La vie et l’œuvre d’Albert camus en pellicules

Des séquences du film Le premier homme, retraçant la vie et l’œuvre du romancier Albert Camus ont été tournées dans la wilaya de Aïn Temouchent. Pour les besoins du tournage du film Le premier homme, la vieillotte petite gare d’El Amria (30 km, nord-est de Aïn Témouchent) s’est transformée en celle de Mondovi, le village natal d’Albert Camus près de Annaba. Le fait que le nom Mondovi figure en toutes lettres sur un mur de la bâtisse laisse penser que Gianni Amelio, le réalisateur, va s’atteler à une autobiographie de l’auteur de L’Etranger, plutôt qu’à celle de Jacques Cormery, son alter ego dans son ultime roman, Le Premier homme, une œuvre largement autobiographique. L’effervescence était grande avec les figurants qui vous renvoient à une époque bien lointaine, des jeeps et des militaires aux calots barrés d’une fente rouge, une Peugeot comme flambant neuve et, bien sûr, Jacques Gamblin en Camus. Deux scènes sont tournées, celle de l’arrivée du train en gare, ce qui entraîne des réglages minutieux et plus de quatre prises pour arriver à la bonne.
La seconde, là où est assise à l’arrière la comédienne campant la mère de Camus, les habitants d’El Amria, les jeunes principalement, sont nombreux autour des lieux de tournage. Ils respectent le silence imposé par l’équipe technique. Gianni Amelio est calme, ses instructions passent sans éclats. Il n’a d’ailleurs pas de porte-voix. Rien n’indique qu’il soit de ces metteurs en scène tyranniques. Chaque prise est visionnée sur le moniteur en compagnie du directeur photo. On n’est plus à l’époque où il fallait voir les rushes pour s’assurer de la qualité du travail. Tout ce qui porte un appareil photo est approché pour savoir s’il est de la presse, car il faut être accrédité par la production. On vous laisse quand même faire, mais en veillant à ce qu’on ne s’approche pas trop et prendre des images qui pourraient déflorer le plaisir du spectateur avant la sortie du film.

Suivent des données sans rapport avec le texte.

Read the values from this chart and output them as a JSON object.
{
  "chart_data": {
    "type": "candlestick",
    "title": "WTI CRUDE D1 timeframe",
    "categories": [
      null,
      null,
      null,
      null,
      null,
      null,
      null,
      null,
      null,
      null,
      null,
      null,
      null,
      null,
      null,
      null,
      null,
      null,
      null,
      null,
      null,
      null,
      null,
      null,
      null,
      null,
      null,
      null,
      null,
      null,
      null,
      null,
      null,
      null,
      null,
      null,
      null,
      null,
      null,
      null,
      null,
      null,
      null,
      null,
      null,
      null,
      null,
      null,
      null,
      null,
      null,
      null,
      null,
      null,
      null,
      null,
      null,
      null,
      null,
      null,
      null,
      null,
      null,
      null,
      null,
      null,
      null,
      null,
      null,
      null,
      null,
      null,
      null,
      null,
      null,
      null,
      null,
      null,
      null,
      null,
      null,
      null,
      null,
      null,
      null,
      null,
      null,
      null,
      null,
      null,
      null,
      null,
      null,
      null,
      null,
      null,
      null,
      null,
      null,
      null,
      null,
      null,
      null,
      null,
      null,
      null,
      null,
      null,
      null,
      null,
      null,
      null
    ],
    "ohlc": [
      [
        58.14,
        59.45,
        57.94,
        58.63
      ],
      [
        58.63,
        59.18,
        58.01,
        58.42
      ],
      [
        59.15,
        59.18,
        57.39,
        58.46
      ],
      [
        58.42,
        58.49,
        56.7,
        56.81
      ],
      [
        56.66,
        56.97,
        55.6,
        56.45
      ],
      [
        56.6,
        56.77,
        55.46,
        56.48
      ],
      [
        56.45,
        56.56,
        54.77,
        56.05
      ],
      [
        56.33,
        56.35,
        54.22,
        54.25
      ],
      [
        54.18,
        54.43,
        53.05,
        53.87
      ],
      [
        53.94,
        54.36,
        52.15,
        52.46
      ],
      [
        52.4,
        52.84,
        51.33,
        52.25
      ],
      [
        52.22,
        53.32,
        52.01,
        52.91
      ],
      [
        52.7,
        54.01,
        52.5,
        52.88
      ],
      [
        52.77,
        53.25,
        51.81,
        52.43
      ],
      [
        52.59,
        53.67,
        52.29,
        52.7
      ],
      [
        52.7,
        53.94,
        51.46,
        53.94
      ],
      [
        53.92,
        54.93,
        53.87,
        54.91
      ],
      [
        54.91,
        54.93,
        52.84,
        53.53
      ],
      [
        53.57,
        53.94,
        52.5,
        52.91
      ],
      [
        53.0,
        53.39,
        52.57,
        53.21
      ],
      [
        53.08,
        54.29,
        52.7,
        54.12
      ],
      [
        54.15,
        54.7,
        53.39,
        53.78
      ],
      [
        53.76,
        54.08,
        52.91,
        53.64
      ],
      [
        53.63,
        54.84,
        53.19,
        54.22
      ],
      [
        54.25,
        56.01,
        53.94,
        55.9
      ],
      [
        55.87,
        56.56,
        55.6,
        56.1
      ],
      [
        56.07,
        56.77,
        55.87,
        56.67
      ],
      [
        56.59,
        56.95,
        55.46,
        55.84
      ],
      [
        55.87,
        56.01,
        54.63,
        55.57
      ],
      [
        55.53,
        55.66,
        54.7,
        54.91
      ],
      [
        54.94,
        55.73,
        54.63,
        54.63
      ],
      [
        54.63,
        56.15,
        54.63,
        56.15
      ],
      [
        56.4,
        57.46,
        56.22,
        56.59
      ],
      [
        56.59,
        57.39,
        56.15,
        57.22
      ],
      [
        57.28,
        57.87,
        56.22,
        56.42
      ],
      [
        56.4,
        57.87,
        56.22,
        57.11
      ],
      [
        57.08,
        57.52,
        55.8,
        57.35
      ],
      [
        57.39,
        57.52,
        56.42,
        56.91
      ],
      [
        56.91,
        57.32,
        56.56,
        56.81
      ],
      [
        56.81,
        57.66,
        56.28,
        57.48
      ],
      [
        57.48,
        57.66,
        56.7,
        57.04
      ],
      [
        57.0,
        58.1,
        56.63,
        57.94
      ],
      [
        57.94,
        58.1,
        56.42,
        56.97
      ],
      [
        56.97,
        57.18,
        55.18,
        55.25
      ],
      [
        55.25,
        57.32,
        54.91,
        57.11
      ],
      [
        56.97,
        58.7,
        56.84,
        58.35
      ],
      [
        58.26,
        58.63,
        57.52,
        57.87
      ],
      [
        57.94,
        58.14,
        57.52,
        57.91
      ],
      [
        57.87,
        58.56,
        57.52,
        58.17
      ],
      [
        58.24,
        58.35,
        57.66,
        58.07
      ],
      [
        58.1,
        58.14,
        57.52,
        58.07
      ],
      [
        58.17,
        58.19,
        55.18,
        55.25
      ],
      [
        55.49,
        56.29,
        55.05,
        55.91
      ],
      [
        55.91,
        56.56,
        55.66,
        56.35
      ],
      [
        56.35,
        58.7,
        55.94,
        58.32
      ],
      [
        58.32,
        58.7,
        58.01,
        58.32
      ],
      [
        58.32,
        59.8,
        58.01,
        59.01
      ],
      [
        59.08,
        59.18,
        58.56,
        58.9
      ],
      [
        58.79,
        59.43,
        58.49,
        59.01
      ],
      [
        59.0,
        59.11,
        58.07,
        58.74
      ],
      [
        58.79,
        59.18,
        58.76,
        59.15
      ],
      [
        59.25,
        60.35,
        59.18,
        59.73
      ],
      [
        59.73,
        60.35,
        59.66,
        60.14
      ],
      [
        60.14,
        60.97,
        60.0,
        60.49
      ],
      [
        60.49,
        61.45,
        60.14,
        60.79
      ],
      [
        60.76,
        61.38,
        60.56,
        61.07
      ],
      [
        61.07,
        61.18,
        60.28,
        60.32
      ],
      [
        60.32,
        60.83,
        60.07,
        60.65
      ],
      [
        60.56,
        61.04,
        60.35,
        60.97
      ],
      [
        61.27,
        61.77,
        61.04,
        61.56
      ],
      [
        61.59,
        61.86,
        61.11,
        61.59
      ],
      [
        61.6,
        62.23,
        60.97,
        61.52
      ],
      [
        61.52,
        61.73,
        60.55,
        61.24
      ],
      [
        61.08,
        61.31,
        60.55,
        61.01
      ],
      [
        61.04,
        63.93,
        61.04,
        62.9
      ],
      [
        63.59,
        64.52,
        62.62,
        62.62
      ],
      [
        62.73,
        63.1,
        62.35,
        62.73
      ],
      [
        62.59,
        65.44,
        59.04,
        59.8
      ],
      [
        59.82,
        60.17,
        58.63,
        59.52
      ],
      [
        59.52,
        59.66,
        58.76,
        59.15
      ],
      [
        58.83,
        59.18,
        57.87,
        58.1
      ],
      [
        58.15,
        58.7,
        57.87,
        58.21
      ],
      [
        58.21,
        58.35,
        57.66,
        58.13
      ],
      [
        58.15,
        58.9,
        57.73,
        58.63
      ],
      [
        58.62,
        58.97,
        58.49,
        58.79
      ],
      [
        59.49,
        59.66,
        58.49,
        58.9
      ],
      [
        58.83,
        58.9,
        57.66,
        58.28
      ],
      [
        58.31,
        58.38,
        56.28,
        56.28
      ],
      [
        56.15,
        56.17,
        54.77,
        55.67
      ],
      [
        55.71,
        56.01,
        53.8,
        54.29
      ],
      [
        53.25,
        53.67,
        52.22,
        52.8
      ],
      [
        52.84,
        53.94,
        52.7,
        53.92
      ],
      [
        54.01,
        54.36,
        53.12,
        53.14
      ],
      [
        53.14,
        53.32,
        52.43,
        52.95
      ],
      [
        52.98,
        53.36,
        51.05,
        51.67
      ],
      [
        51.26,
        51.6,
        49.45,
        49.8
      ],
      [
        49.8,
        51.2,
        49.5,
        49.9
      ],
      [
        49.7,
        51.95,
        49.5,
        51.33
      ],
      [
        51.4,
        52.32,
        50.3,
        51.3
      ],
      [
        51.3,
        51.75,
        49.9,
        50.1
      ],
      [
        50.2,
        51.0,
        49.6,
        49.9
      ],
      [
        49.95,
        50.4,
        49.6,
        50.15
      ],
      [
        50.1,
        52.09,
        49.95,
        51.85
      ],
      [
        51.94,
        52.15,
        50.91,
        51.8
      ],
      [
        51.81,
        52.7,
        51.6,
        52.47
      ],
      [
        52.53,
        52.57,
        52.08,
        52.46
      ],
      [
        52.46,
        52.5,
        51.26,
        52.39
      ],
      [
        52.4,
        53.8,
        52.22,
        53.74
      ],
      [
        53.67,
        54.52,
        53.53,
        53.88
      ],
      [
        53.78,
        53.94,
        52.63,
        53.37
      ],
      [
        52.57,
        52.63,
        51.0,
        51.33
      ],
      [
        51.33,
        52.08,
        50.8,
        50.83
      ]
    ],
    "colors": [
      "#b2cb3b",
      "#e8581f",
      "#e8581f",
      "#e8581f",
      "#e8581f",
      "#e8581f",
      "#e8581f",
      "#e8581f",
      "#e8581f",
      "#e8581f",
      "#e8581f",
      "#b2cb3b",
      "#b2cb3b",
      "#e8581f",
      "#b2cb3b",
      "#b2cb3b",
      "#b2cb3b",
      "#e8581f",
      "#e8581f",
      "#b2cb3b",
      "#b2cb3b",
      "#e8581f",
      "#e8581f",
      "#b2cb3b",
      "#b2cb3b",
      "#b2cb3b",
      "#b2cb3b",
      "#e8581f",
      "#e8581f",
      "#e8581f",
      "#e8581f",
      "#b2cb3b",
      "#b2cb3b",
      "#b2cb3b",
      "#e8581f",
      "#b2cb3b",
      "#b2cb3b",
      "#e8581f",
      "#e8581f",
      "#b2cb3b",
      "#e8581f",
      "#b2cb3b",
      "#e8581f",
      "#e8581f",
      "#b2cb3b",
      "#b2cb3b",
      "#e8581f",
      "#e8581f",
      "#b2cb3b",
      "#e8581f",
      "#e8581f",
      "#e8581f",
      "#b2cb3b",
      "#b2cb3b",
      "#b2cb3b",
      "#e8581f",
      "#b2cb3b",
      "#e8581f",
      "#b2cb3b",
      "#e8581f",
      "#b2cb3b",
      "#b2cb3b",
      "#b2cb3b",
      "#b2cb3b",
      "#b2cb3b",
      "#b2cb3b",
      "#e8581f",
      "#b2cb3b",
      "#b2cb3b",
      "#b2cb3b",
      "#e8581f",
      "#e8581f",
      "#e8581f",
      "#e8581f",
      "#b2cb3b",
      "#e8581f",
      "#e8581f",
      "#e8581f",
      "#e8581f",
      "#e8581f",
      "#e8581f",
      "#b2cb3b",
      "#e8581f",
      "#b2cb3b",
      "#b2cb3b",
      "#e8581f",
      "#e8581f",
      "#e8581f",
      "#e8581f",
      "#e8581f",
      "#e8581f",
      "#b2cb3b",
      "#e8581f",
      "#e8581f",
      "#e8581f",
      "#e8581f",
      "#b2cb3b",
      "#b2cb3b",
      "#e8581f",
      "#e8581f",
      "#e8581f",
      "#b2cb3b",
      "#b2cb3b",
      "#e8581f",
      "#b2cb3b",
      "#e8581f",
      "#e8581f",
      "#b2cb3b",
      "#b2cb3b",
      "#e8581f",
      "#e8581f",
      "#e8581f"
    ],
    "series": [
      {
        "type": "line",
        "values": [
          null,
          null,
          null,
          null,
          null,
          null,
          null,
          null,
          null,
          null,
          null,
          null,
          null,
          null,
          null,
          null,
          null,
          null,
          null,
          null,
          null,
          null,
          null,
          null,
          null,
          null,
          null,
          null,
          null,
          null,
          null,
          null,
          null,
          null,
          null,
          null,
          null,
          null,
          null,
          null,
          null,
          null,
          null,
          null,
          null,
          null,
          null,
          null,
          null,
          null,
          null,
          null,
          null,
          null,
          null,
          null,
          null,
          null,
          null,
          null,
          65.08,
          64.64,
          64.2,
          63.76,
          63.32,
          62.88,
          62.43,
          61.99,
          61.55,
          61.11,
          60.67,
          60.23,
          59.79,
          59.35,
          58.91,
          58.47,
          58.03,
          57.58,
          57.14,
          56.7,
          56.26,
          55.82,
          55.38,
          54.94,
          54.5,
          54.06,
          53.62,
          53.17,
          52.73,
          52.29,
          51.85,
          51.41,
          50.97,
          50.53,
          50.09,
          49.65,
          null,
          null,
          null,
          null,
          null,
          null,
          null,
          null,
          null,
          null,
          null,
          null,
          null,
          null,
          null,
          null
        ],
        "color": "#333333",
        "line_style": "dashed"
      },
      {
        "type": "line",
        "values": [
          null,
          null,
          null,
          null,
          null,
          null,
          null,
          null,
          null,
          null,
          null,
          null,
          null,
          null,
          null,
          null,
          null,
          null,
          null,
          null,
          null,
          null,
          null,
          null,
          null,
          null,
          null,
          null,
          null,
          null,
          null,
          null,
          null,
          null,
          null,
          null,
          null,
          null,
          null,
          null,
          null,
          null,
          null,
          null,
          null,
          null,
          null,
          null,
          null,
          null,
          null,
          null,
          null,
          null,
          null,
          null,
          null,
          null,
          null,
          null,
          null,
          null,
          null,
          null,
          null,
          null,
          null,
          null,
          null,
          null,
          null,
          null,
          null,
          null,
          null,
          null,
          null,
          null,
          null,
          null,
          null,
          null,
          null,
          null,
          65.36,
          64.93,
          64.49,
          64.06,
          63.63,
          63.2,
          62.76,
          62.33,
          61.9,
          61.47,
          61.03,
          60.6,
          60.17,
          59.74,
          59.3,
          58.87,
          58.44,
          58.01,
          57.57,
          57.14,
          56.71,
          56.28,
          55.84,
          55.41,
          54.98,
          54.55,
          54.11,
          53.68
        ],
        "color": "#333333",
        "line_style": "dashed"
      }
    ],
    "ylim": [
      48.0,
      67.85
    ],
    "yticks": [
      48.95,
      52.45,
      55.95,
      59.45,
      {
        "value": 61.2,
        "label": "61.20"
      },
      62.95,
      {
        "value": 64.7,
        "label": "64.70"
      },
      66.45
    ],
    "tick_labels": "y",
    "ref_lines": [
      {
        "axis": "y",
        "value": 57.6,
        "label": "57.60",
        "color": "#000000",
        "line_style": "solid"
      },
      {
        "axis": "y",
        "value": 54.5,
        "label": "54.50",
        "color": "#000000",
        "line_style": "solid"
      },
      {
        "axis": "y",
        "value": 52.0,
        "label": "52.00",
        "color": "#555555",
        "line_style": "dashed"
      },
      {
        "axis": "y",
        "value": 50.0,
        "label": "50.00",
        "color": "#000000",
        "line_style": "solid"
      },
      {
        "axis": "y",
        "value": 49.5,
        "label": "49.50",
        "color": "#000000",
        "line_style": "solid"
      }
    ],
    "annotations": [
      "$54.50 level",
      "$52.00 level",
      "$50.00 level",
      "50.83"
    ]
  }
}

Sans céder à une certaine forme de « camusmania », née avec la célébration du 50e anniversaire de la mort de l’auteur de La Peste, nous avons sollicité la production pour recueillir de plus amples informations sur une réalisation qui fait que le cinéma mondial recommence à tourner en Algérie, puisque nombre de films, qui avaient pour cadre notre pays, étaient tournés à l’étranger. Nous attendons la réponse aujourd’hui. Rencontré sur le plateau de tournage du premier homme, Mohamed Tekiret, jeune et talentueux comédien mostaganémois, qui après avoir été de Harragas de Merzak Allouache, espère bien que notre pays rattrape le temps perdu avec de telles occasions.